By Vinnie Trometter
Record-high input costs, low commodity and specialty crop prices, and lack of access to markets are placing massive economic pressures on farmers. In January of this year, over 300 farm groups sent a letter to Congressional leadership issuing a dire warning that the long-term viability of American agriculture is under threat unless conditions change.
Since then, the situation has only gotten worse. The war in Iran has spiked fertilizer prices during the peak spring planting season, affecting the vast majority of farmers who hadn’t pre-booked their fertilizer. Exacerbating pressures, a record-warm winter in the Western United States is contributing to a drought that covers over 70% of the acres for many major commodities.

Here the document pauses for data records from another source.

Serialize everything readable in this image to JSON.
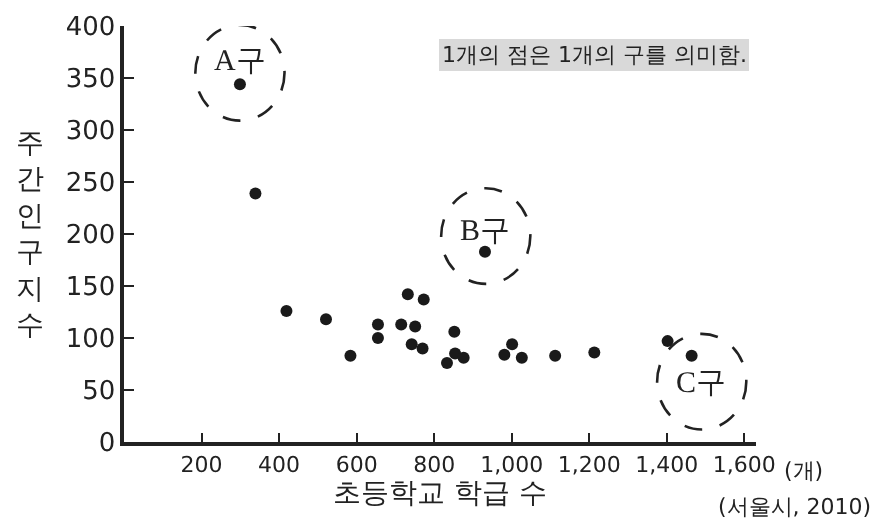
{
  "chart_data": {
    "type": "scatter",
    "xlabel": "초등학교 학급 수",
    "ylabel": "주간 인구 지수",
    "x": [
      299,
      339,
      419,
      521,
      584,
      655,
      655,
      715,
      732,
      742,
      751,
      770,
      773,
      833,
      852,
      854,
      876,
      931,
      981,
      1001,
      1026,
      1112,
      1213,
      1402,
      1464
    ],
    "series": [
      {
        "color": "#1a1a1a",
        "values": [
          344,
          239,
          126,
          118,
          83,
          113,
          100,
          113,
          142,
          94,
          111,
          90,
          137,
          76,
          106,
          85,
          81,
          183,
          84,
          94,
          81,
          83,
          86,
          97,
          83
        ]
      }
    ],
    "xlim": [
      0,
      1630
    ],
    "ylim": [
      0,
      400
    ],
    "xticks": [
      {
        "value": 200,
        "label": "200"
      },
      {
        "value": 400,
        "label": "400"
      },
      {
        "value": 600,
        "label": "600"
      },
      {
        "value": 800,
        "label": "800"
      },
      {
        "value": 1000,
        "label": "1,000"
      },
      {
        "value": 1200,
        "label": "1,200"
      },
      {
        "value": 1400,
        "label": "1,400"
      },
      {
        "value": 1600,
        "label": "1,600"
      }
    ],
    "yticks": [
      0,
      50,
      100,
      150,
      200,
      250,
      300,
      350,
      400
    ],
    "marker": "circle",
    "annotations": [
      {
        "text": "A구",
        "x": 299,
        "y": 344
      },
      {
        "text": "B구",
        "x": 931,
        "y": 183
      },
      {
        "text": "C구",
        "x": 1464,
        "y": 83
      },
      "1개의 점은 1개의 구를 의미함.",
      "(개)",
      "(서울시, 2010)"
    ]
  }
}
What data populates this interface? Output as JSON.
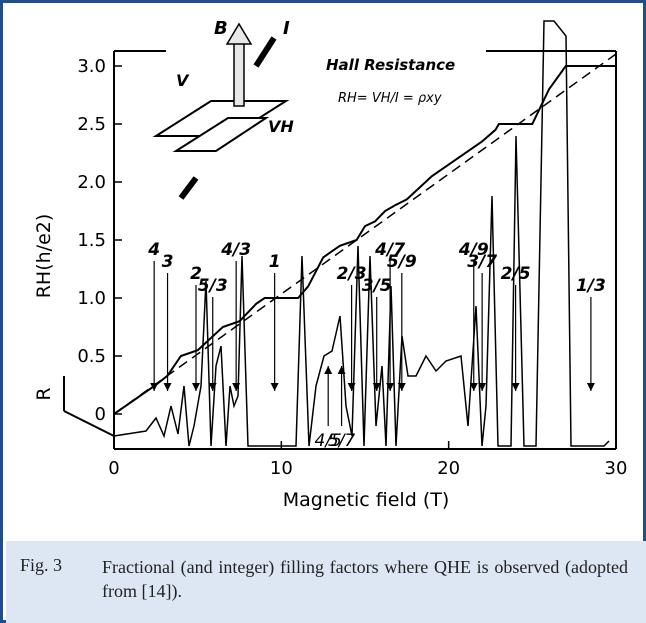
{
  "chart_data": {
    "type": "line",
    "xlabel": "Magnetic field (T)",
    "ylabel_left": "R",
    "ylabel_main": "RH(h/e2)",
    "xlim": [
      0,
      30
    ],
    "ylim": [
      0,
      3.0
    ],
    "x_ticks": [
      "0",
      "10",
      "20",
      "30"
    ],
    "y_ticks": [
      "0",
      "0.5",
      "1.0",
      "1.5",
      "2.0",
      "2.5",
      "3.0"
    ],
    "hall_title": "Hall Resistance",
    "hall_formula": "RH= VH/I = ρxy",
    "inset_labels": {
      "b": "B",
      "i": "I",
      "v": "V",
      "vh": "VH"
    },
    "hall_resistance": {
      "x": [
        0,
        2.5,
        3.2,
        4,
        5,
        6.5,
        7.5,
        8.5,
        9,
        11,
        11.6,
        12.5,
        13,
        13.5,
        14.5,
        15,
        15.6,
        16.2,
        16.8,
        17.5,
        19,
        21.5,
        22,
        22.8,
        23,
        25,
        26,
        27,
        30
      ],
      "y": [
        0,
        0.25,
        0.33,
        0.5,
        0.55,
        0.75,
        0.8,
        0.95,
        1.0,
        1.0,
        1.1,
        1.35,
        1.4,
        1.45,
        1.5,
        1.62,
        1.66,
        1.75,
        1.8,
        1.85,
        2.05,
        2.3,
        2.35,
        2.45,
        2.5,
        2.5,
        2.8,
        3.0,
        3.0
      ]
    },
    "filling_factors": [
      {
        "label": "4",
        "x": 2.4,
        "bold": true
      },
      {
        "label": "3",
        "x": 3.2,
        "bold": true
      },
      {
        "label": "2",
        "x": 4.9,
        "bold": true
      },
      {
        "label": "5/3",
        "x": 5.9,
        "bold": true
      },
      {
        "label": "4/3",
        "x": 7.3,
        "bold": true
      },
      {
        "label": "1",
        "x": 9.6,
        "bold": true
      },
      {
        "label": "2/3",
        "x": 14.2,
        "bold": true
      },
      {
        "label": "3/5",
        "x": 15.7,
        "bold": true
      },
      {
        "label": "4/7",
        "x": 16.5,
        "bold": true
      },
      {
        "label": "5/9",
        "x": 17.2,
        "bold": true
      },
      {
        "label": "5/7",
        "x": 13.6,
        "bold": false
      },
      {
        "label": "4/5",
        "x": 12.8,
        "bold": false
      },
      {
        "label": "4/9",
        "x": 21.5,
        "bold": true
      },
      {
        "label": "3/7",
        "x": 22.0,
        "bold": true
      },
      {
        "label": "2/5",
        "x": 24.0,
        "bold": true
      },
      {
        "label": "1/3",
        "x": 28.5,
        "bold": true
      }
    ]
  },
  "caption": {
    "label": "Fig. 3",
    "text": "Fractional (and integer) filling factors where QHE is observed (adopted from [14])."
  }
}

With this as the backdrop, the USDA plans to restructure its research, education, and economics agencies so they “can be closer to farmers” and coordinate better. Though OFRF has advocated for better USDA organic research coordination, this restructuring will only move the department further away from the producers it’s meant to serve due to lapses in service and the loss of USDA employees who fill important functions.
The major part of this proposed restructuring is to move more personnel from the USDA’s core research and data agencies—the National Institute of Food and Agriculture (NIFA), Economic Research Service (ERS), and National Agricultural Statistics Service (NASS)—to Kansas City and St. Louis. Though the most recent restructuring proposal claims there will be no job losses or disruption to farmers’ services, recent history suggests otherwise. After NIFA and ERS were relocated to Kansas City in 2019 during the first Trump administration, about 75% of those slated to move left the USDA entirely, including large numbers of employees with decades of experience who are not easily replaced; it is not easy for career employees with homes, families, and lives to pick up and start again in a new state with little notice. As a result, the number of economic reports out of USDA agencies dropped by half, and funding for land-grant universities was significantly delayed.